Bandiera Cina
Bandiera cinese (©Getty Images)

MILAN NEWS – Lavori in corso per il Milan cinese: tutto procede come previsto, con il bonifico degli 85 milioni in di euro in arrivo e che si aggiungono ai 15 arrivati dopo la firma preliminare di metà agosto. Questi fondi, spiega il noto giornalista del Corriere dello Sport Pasquale Campopiano con una lunga nota su Facebook, saranno intestati dalla cordata cinese direttamente a Fininvest, come seconda parte dell’anticipo/caparra/penale. Non saranno dunque a diretta disposizione del Milan, bensì saranno utile allo stesso Marco Fassone per scegliersi gli uomini giusti per la nuova vita del Milan: direttore sportivo, management e comunicazioni che verranno.

Aprendo il discorso del management, va riferito che nelle ultime ore sono emersi i nomi di tre personaggi che ricopriranno ruoli specifici. L’a.d. di Rothschild Alessandro Daffina, sarà l’advisor che fino al closing curerà le transazioni tra la Sino Europe, Fininvest e Fassone. Roberto Cappelli invece sarà il legale scelto per curare tutti i “cavilli” di questa complicata e avvincente storia. Fu, per capirci meglio, l’uomo che subentrò alla dimissionaria Rosella Sensi nel 2011, quando la Roma passò dalle mani di Unicredit a quelle dell’attuale cordata americana, e curò personalmente alcune fasi della trattativa. I nomi sopracitati saranno comunque solo di transizione e comunque già noti alle cronache in quanto citati nel comunicato Fininvest in merito al preliminare firmato.
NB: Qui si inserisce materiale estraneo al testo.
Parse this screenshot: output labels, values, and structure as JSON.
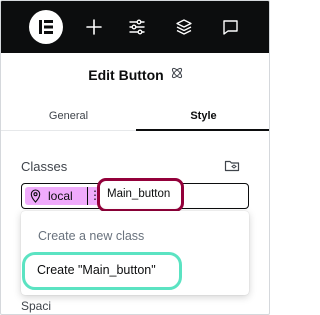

Per ultimo ma non per importanza, Auro Palomba: si tratta di un manager della comunicazione di grande esperienza e legato anche alla Goldman Sachs. Ci sarebbe già un accordo con la sua Community Group per il reparto comunicazione. Affiancherà Fassone nella delicata fase di comunicazione di tutti i passaggi che porteranno al nuovo Milan cinese. Non è da escludere che questi tre nomi possano far parte del CdA futuro del Milan, ma verranno di certo nuove figure manageriali: un volto storico alla Paolo Maldini, Demetrio Albertini o Alessandro Costacurta e ovviamente – ricorda Campopiano – un d.s. che Fassone sta scegliendo personalmente per curare i prossimi mercati del Diavolo.
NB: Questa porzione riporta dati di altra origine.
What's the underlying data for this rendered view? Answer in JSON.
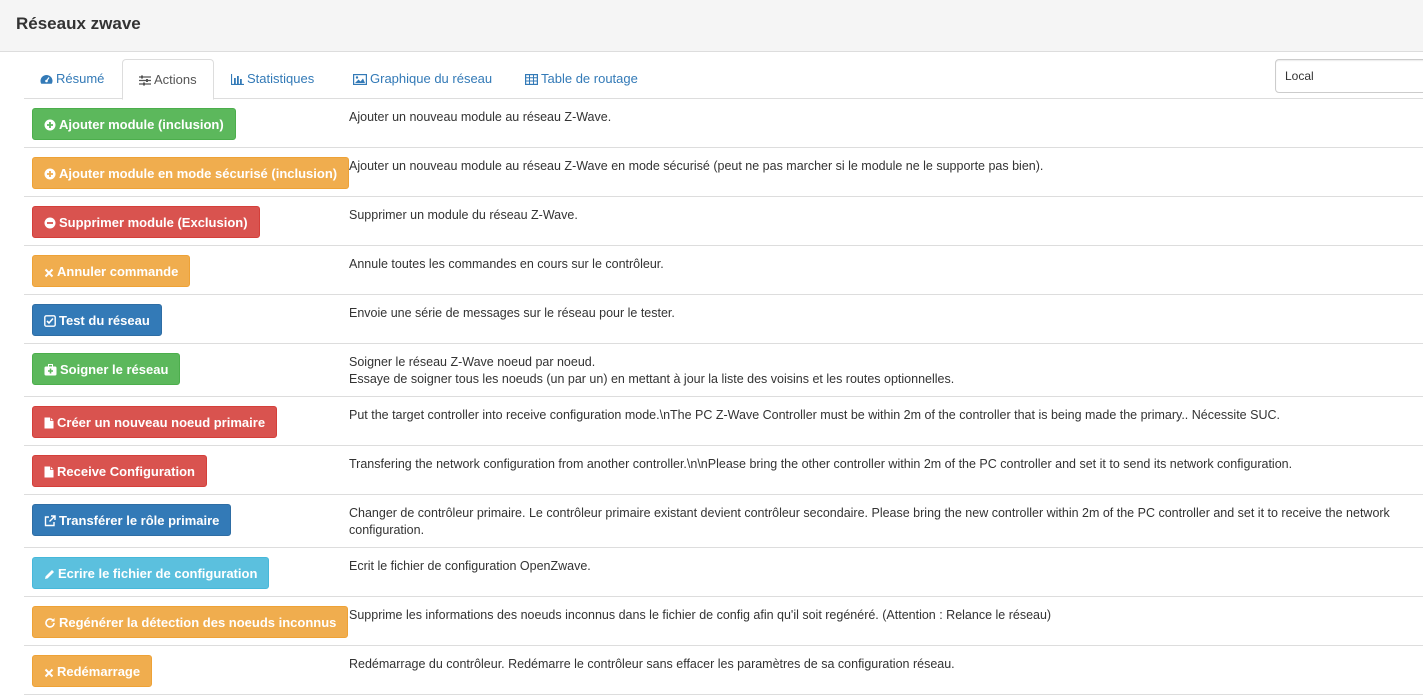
{
  "header": {
    "title": "Réseaux zwave"
  },
  "tabs": [
    {
      "label": "Résumé",
      "icon": "dashboard-icon"
    },
    {
      "label": "Actions",
      "icon": "sliders-icon",
      "active": true
    },
    {
      "label": "Statistiques",
      "icon": "bar-chart-icon"
    },
    {
      "label": "Graphique du réseau",
      "icon": "picture-icon"
    },
    {
      "label": "Table de routage",
      "icon": "table-icon"
    }
  ],
  "controller_select": {
    "value": "Local"
  },
  "actions": [
    {
      "button": "Ajouter module (inclusion)",
      "style": "success",
      "icon": "plus-circle-icon",
      "description": "Ajouter un nouveau module au réseau Z-Wave."
    },
    {
      "button": "Ajouter module en mode sécurisé (inclusion)",
      "style": "warning",
      "icon": "plus-circle-icon",
      "description": "Ajouter un nouveau module au réseau Z-Wave en mode sécurisé (peut ne pas marcher si le module ne le supporte pas bien)."
    },
    {
      "button": "Supprimer module (Exclusion)",
      "style": "danger",
      "icon": "minus-circle-icon",
      "description": "Supprimer un module du réseau Z-Wave."
    },
    {
      "button": "Annuler commande",
      "style": "warning",
      "icon": "times-icon",
      "description": "Annule toutes les commandes en cours sur le contrôleur."
    },
    {
      "button": "Test du réseau",
      "style": "primary",
      "icon": "check-square-icon",
      "description": "Envoie une série de messages sur le réseau pour le tester."
    },
    {
      "button": "Soigner le réseau",
      "style": "success",
      "icon": "medkit-icon",
      "description": "Soigner le réseau Z-Wave noeud par noeud.",
      "description2": "Essaye de soigner tous les noeuds (un par un) en mettant à jour la liste des voisins et les routes optionnelles."
    },
    {
      "button": "Créer un nouveau noeud primaire",
      "style": "danger",
      "icon": "file-icon",
      "description": "Put the target controller into receive configuration mode.\\nThe PC Z-Wave Controller must be within 2m of the controller that is being made the primary.. Nécessite SUC."
    },
    {
      "button": "Receive Configuration",
      "style": "danger",
      "icon": "file-icon",
      "description": "Transfering the network configuration from another controller.\\n\\nPlease bring the other controller within 2m of the PC controller and set it to send its network configuration."
    },
    {
      "button": "Transférer le rôle primaire",
      "style": "primary",
      "icon": "external-link-icon",
      "description": "Changer de contrôleur primaire. Le contrôleur primaire existant devient contrôleur secondaire. Please bring the new controller within 2m of the PC controller and set it to receive the network configuration."
    },
    {
      "button": "Ecrire le fichier de configuration",
      "style": "info",
      "icon": "pencil-icon",
      "description": "Ecrit le fichier de configuration OpenZwave."
    },
    {
      "button": "Regénérer la détection des noeuds inconnus",
      "style": "warning",
      "icon": "refresh-icon",
      "description": "Supprime les informations des noeuds inconnus dans le fichier de config afin qu'il soit regénéré. (Attention : Relance le réseau)"
    },
    {
      "button": "Redémarrage",
      "style": "warning",
      "icon": "times-icon",
      "description": "Redémarrage du contrôleur. Redémarre le contrôleur sans effacer les paramètres de sa configuration réseau."
    }
  ]
}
Infine apriamo anche una piccola parentesi sul Calciomercato Milan che verrà. Anzitutto nei prossimi mesi dovrà avvenire la definitiva acquisizione del 99,93% delle quote e del conseguente versamento dei restanti 420 milioni. Una volta definito il closing, arriveranno come già detto subito 100 milioni che potranno essere investiti direttamente per la costruzione del Milan che verrà. Arriveranno sotto forma di shareolder loan (prestito richiesto dai soci finanziatori) o come aumento di capitale. Facciamo ben attenzione però che i 100 milioni che arriveranno, insieme ai successivi 250 previsti entro i prossimi tre anni, serviranno al costo totalitario di gestione del Milan e non soltanto per il mercato. Quindi per la campagna acquisti verranno destinati solo una parte di questi soldi, ai quali però potranno aggiungersi nuovi introiti dovuti alle sponsorizzazioni o aumenti di capitali messi in cantiere.